The legislation contains most of the ROAD to Housing Act, which had support in the Senate but lost steam last fall, and most of the Housing for the 21st Century Act. It also "takes a good first step to rein in corporate landlords that are squeezing families out of homeownership," Warren said in a news release.
The package focuses on cutting red tape, lowering costs, adding housing supply — a priority largely absent from earlier White House proposals — and helping Americans "have even greater access to economic opportunity and the American dream of homeownership," Scott said.
It has "broad support" in the real estate industry, according to NAR, but the National Association of Home Builders (NAHB) has raised concerns about a proposed requirement for build-to-rent investors to divest within seven years.

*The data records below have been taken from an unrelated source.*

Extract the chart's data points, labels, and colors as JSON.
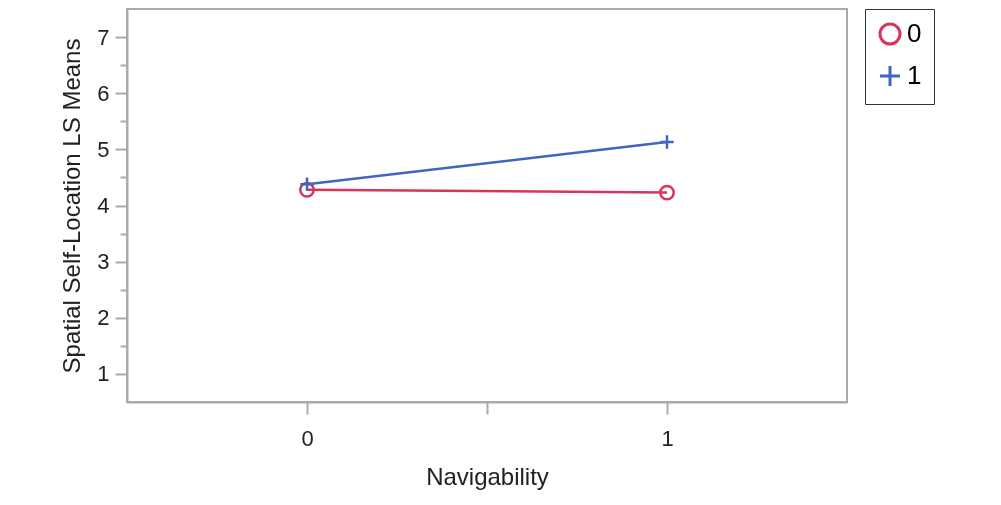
{
  "chart_data": {
    "type": "line",
    "xlabel": "Navigability",
    "ylabel": "Spatial Self-Location LS Means",
    "x": [
      0,
      1
    ],
    "series": [
      {
        "name": "0",
        "color": "#d6365a",
        "values": [
          4.28,
          4.23
        ],
        "marker": "circle"
      },
      {
        "name": "1",
        "color": "#3f66c0",
        "values": [
          4.38,
          5.13
        ],
        "marker": "cross"
      }
    ],
    "xlim": [
      -0.5,
      1.5
    ],
    "xticks": [
      0,
      {
        "value": 0.5,
        "label": null
      },
      1
    ],
    "ylim": [
      0.5,
      7.5
    ],
    "yticks": [
      1,
      {
        "value": 1.5,
        "label": null
      },
      2,
      {
        "value": 2.5,
        "label": null
      },
      3,
      {
        "value": 3.5,
        "label": null
      },
      4,
      {
        "value": 4.5,
        "label": null
      },
      5,
      {
        "value": 5.5,
        "label": null
      },
      6,
      {
        "value": 6.5,
        "label": null
      },
      7
    ],
    "grid": false,
    "legend": "top right"
  }
}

"For most investors that is a level of uncertainty that we've heard they're not willing to take," NAHB Chief Advocacy Officer Ken Wingert told Bloomberg.
What the NAHB is supporting
The NAHB has applauded the advancement of The Homeowner Energy Freedom Act, a bill that passed in the House in late February. The act would toss building codes and energy regulations — which backers say increase prices without addressing "the root cause of higher costs" — introduced during the previous presidential administration.
Some opponents argue that it would eliminate programs that help homeowners and contractors afford cost-saving upgrades. But the NAHB says the bill would remove energy compliance requirements that "make it much harder for home builders and multifamily developers to build housing that is available and affordable for American families."
The NAHB also supports a bill brought by two Democratic senators in late February that would exclude home building materials from tariffs introduced by the president.
"Roughly 60% of builders have already seen cost increases due to tariffs, which means higher housing costs for American home buyers and renters," NAHB Chairman Bill Owens said in a news release, calling the bill "an important step" in addressing the housing affordability crunch.
Another investor ban angle
Fourteen months after deadly wildfires began tearing through parts of Southern California, one of the Golden State's senators introduced legislation aimed at limiting corporate home purchases in areas devastated by natural disasters.
In the wake of these events, investors often pop up with "dramatically lower offers for land than what would otherwise be market price," according to the office of Sen. Adam Schiff, who introduced the legislation this week.
Recent Redfin data indicates that in the third quarter of 2025, investors bought about 1 in 4 vacant lots that sold in the Pacific Palisades — one of the neighborhoods hardest hit by last year's fires.
Schiff's bill specifically targets investors who own 75 or more single-family homes. It would block them from making offers on impacted homes, lots or parcels "during the 6-month period following the declaration of a major disaster."